Avec un peu de chance, nous pourrons répondre à des questions sur ce qui leur nuit durant leur cycle de vie, explique Marika Olynyk.
Elle précise que les données pourraient permettre d’en apprendre plus sur les habitats qu’ils utilisent, les endroits où ils se rendent dans le paysage et ceux où ils s’arrêtent.

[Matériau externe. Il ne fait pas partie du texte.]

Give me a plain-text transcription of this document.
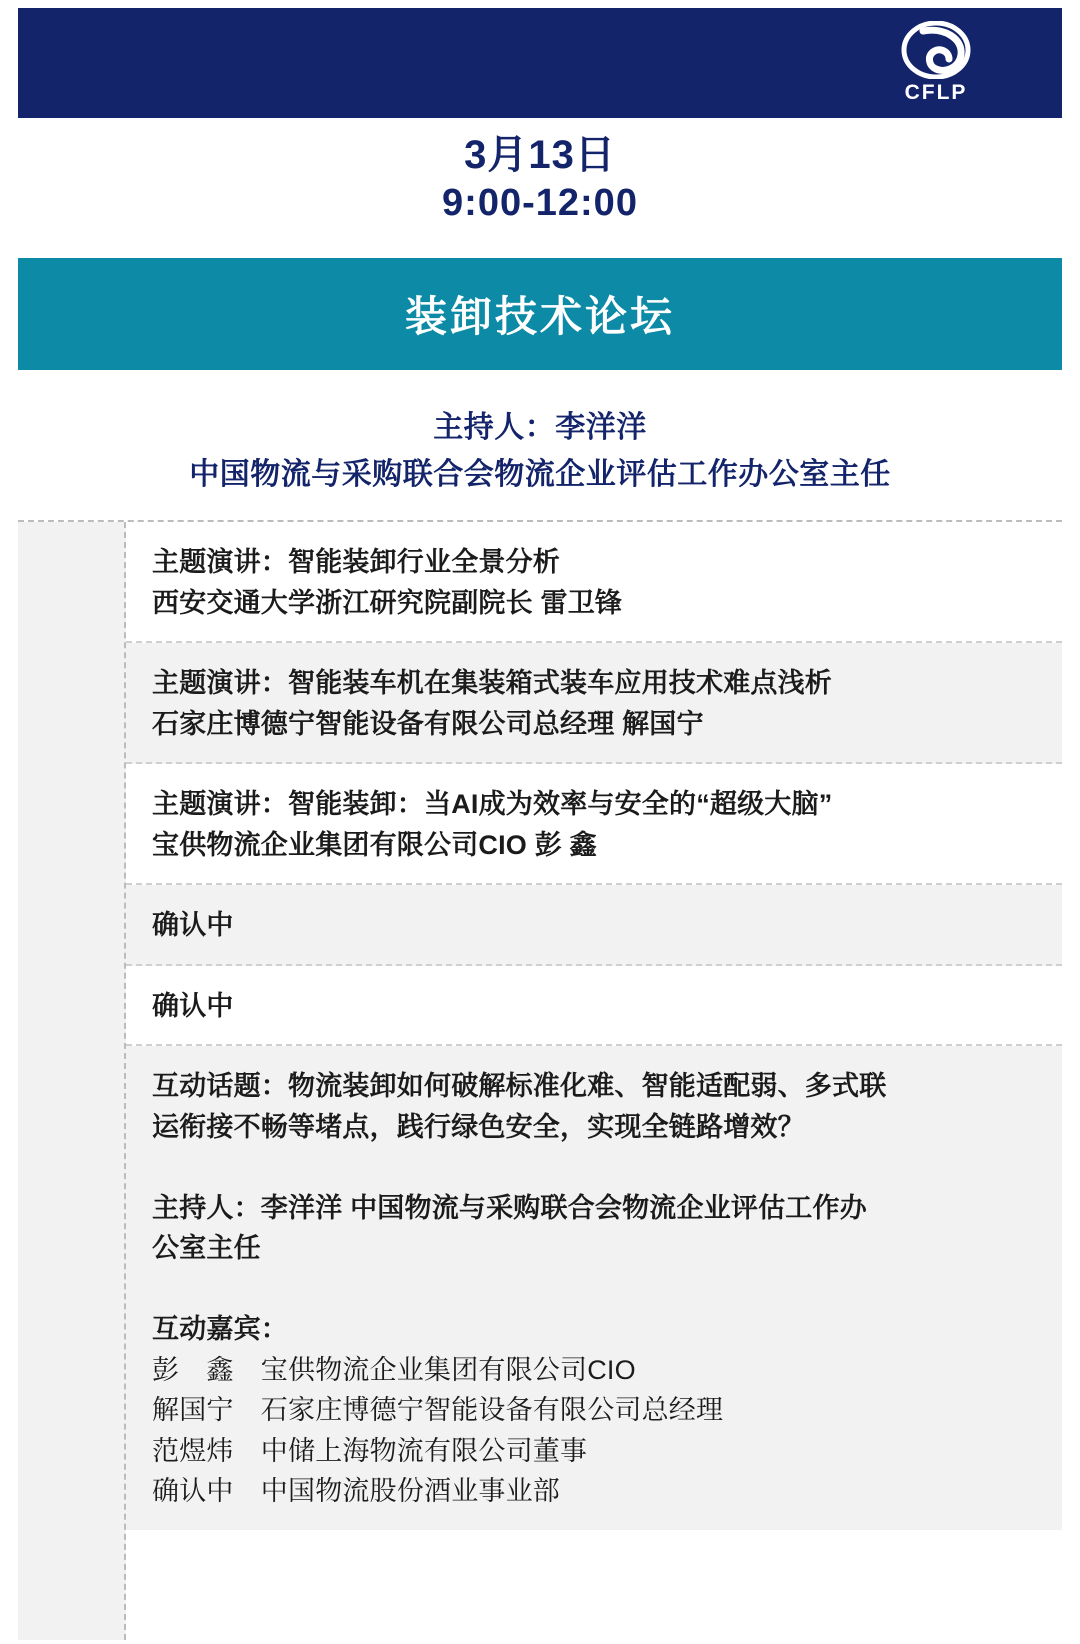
CFLP
3月13日
9:00-12:00
装卸技术论坛
主持人：李洋洋
中国物流与采购联合会物流企业评估工作办公室主任
主题演讲：智能装卸行业全景分析
西安交通大学浙江研究院副院长 雷卫锋
主题演讲：智能装车机在集装箱式装车应用技术难点浅析
石家庄博德宁智能设备有限公司总经理 解国宁
主题演讲：智能装卸：当AI成为效率与安全的“超级大脑”
宝供物流企业集团有限公司CIO 彭 鑫
确认中
确认中
互动话题：物流装卸如何破解标准化难、智能适配弱、多式联
运衔接不畅等堵点，践行绿色安全，实现全链路增效？

主持人：李洋洋 中国物流与采购联合会物流企业评估工作办
公室主任

互动嘉宾：
彭　鑫　宝供物流企业集团有限公司CIO
解国宁　石家庄博德宁智能设备有限公司总经理
范煜炜　中储上海物流有限公司董事
确认中　中国物流股份酒业事业部
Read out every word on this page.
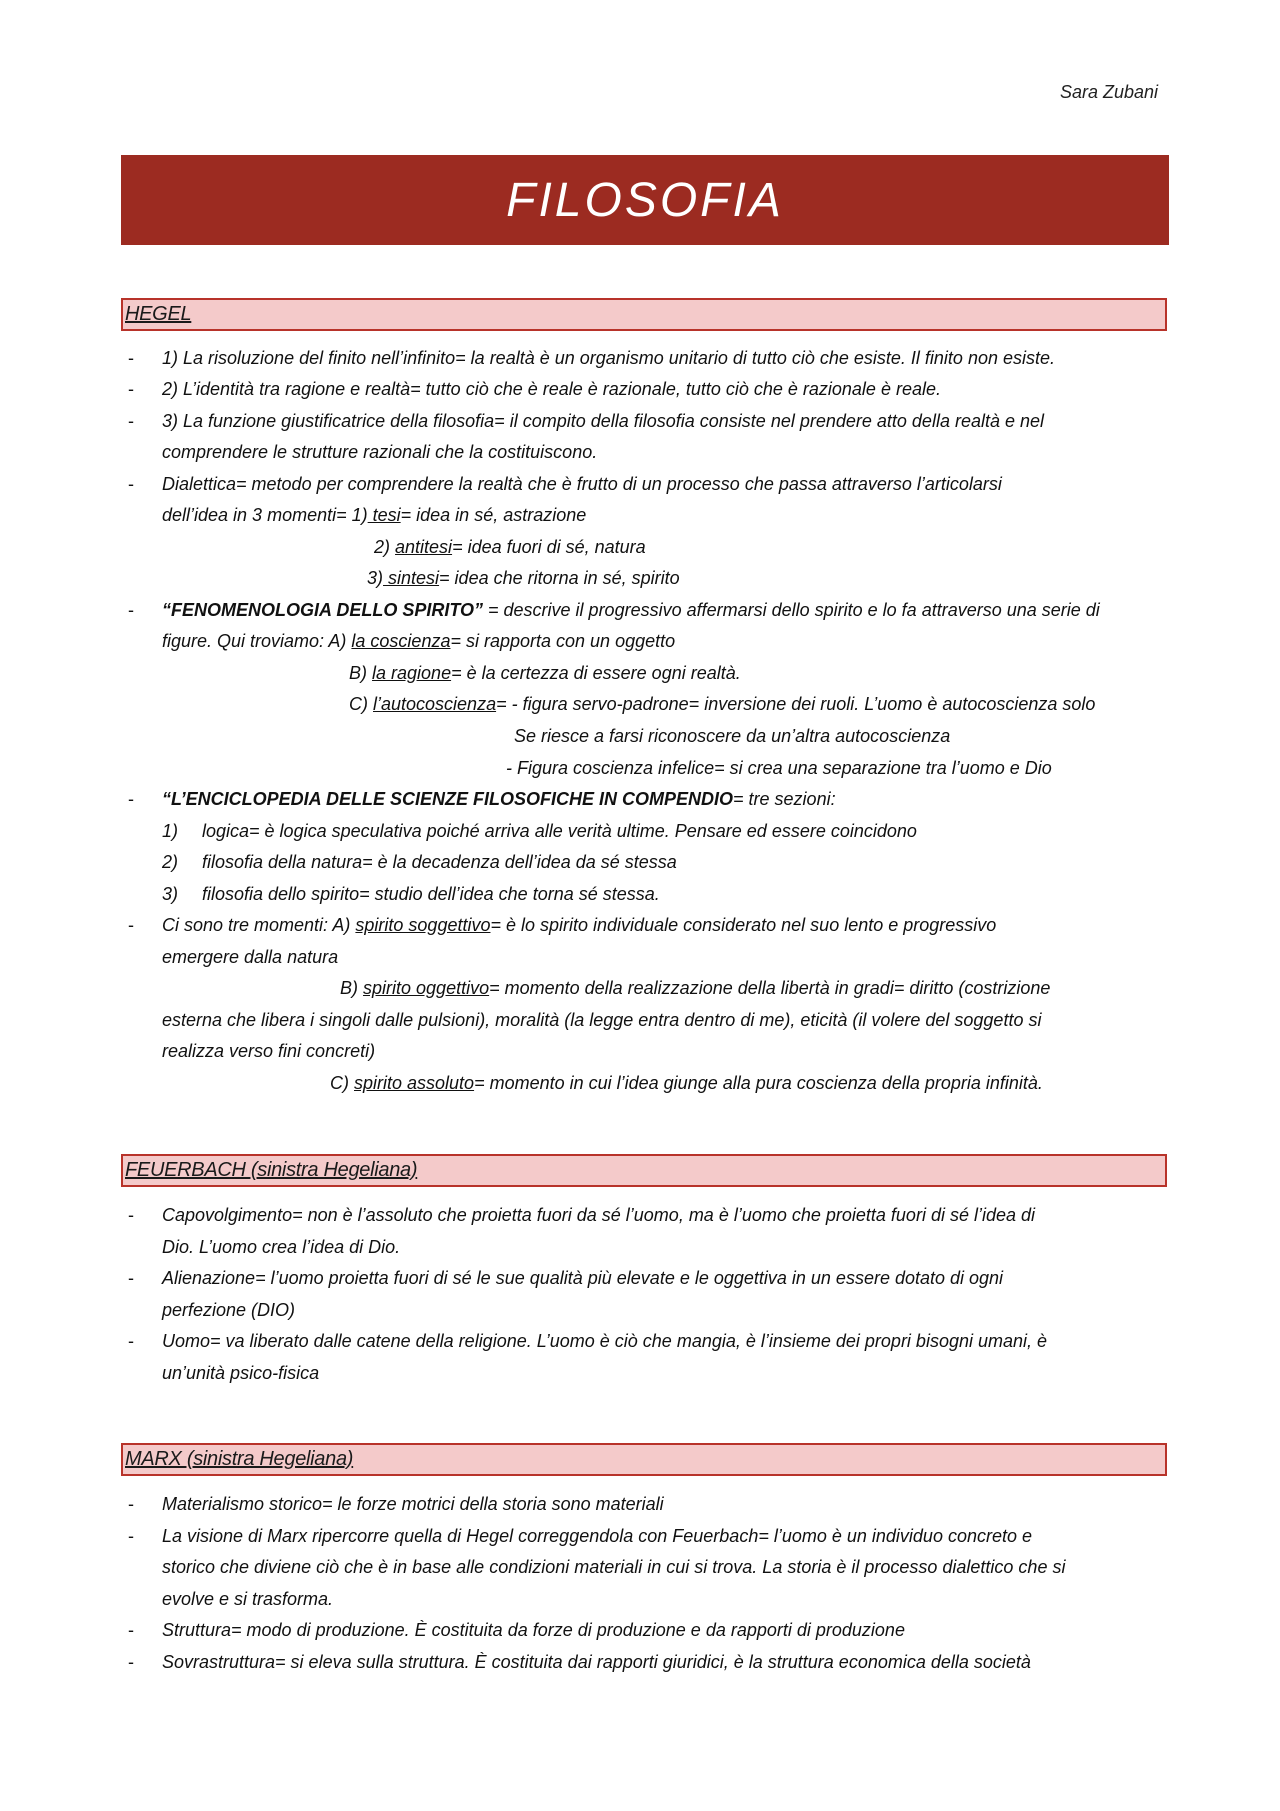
Sara Zubani
FILOSOFIA
HEGEL
- 1) La risoluzione del finito nell’infinito= la realtà è un organismo unitario di tutto ciò che esiste. Il finito non esiste.
- 2) L’identità tra ragione e realtà= tutto ciò che è reale è razionale, tutto ciò che è razionale è reale.
- 3) La funzione giustificatrice della filosofia= il compito della filosofia consiste nel prendere atto della realtà e nel
comprendere le strutture razionali che la costituiscono.
- Dialettica= metodo per comprendere la realtà che è frutto di un processo che passa attraverso l’articolarsi
dell’idea in 3 momenti= 1) tesi= idea in sé, astrazione
2) antitesi= idea fuori di sé, natura
3) sintesi= idea che ritorna in sé, spirito
- “FENOMENOLOGIA DELLO SPIRITO” = descrive il progressivo affermarsi dello spirito e lo fa attraverso una serie di
figure. Qui troviamo: A) la coscienza= si rapporta con un oggetto
B) la ragione= è la certezza di essere ogni realtà.
C) l’autocoscienza= - figura servo-padrone= inversione dei ruoli. L’uomo è autocoscienza solo
Se riesce a farsi riconoscere da un’altra autocoscienza
- Figura coscienza infelice= si crea una separazione tra l’uomo e Dio
- “L’ENCICLOPEDIA DELLE SCIENZE FILOSOFICHE IN COMPENDIO= tre sezioni:
1) logica= è logica speculativa poiché arriva alle verità ultime. Pensare ed essere coincidono
2) filosofia della natura= è la decadenza dell’idea da sé stessa
3) filosofia dello spirito= studio dell’idea che torna sé stessa.
- Ci sono tre momenti: A) spirito soggettivo= è lo spirito individuale considerato nel suo lento e progressivo
emergere dalla natura
B) spirito oggettivo= momento della realizzazione della libertà in gradi= diritto (costrizione
esterna che libera i singoli dalle pulsioni), moralità (la legge entra dentro di me), eticità (il volere del soggetto si
realizza verso fini concreti)
C) spirito assoluto= momento in cui l’idea giunge alla pura coscienza della propria infinità.
FEUERBACH (sinistra Hegeliana)
- Capovolgimento= non è l’assoluto che proietta fuori da sé l’uomo, ma è l’uomo che proietta fuori di sé l’idea di
Dio. L’uomo crea l’idea di Dio.
- Alienazione= l’uomo proietta fuori di sé le sue qualità più elevate e le oggettiva in un essere dotato di ogni
perfezione (DIO)
- Uomo= va liberato dalle catene della religione. L’uomo è ciò che mangia, è l’insieme dei propri bisogni umani, è
un’unità psico-fisica
MARX (sinistra Hegeliana)
- Materialismo storico= le forze motrici della storia sono materiali
- La visione di Marx ripercorre quella di Hegel correggendola con Feuerbach= l’uomo è un individuo concreto e
storico che diviene ciò che è in base alle condizioni materiali in cui si trova. La storia è il processo dialettico che si
evolve e si trasforma.
- Struttura= modo di produzione. È costituita da forze di produzione e da rapporti di produzione
- Sovrastruttura= si eleva sulla struttura. È costituita dai rapporti giuridici, è la struttura economica della società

Si le protocole existe déjà dans d’autres provinces canadiennes, sa mise en place au Manitoba permettra de suivre d’autres trajectoires migratoires empruntées par l’espèce. La survie dans certaines parties du Canada pourrait être très différente de celle dans d’autres parties, assure Marika Olynyk.
Une espèce en danger
Le papillon monarque apparaît sur la Liste rouge des espèces en danger de l'Union internationale pour la conservation de la nature (UICN) depuis 2022 en raison des changements climatiques et de la destruction de son habitat.
En décembre 2023, le gouvernement du Canada a inscrit le monarque comme espèce en voie de disparition.
La reproduction du monarque repose sur la présence d'asclépiade, une plante dont la présence diminue au pays.

Les chenilles de monarques se nourrissent exclusivement d'asclépiade, la plante hôte de ce papillon. (Photo d'archives)
Photo : Radio-Canada / Justin Dupuis
Malheureusement, nous n’avons pas vu d'inversement [de la tendance] malgré tous les efforts de conservation, explique Marika Olynyk.
Pour accroître les efforts de conservation, il est nécessaire de comprendre davantage le cycle de vie de l'espèce. Les données issues de l’ensemble des papillons équipés de balises devraient donc permettre de comprendre les barrières à leur survie dans tout le Canada et l’Amérique du Nord.
Mieux protéger le monarque
Le Canada prépare la stratégie de rétablissement du monarque, indique Paulson Des Brisay, biologiste spécialiste des espèces en danger à Environnement et Changement climatique Canada.
Pour cela, les scientifiques ont besoin d'étoffer leur connaissance de l’espèce.
Une des informations qui nous manque, c'est celle des endroits où grandissent les chenilles de monarques au Canada, précise Paulson Des Brisay.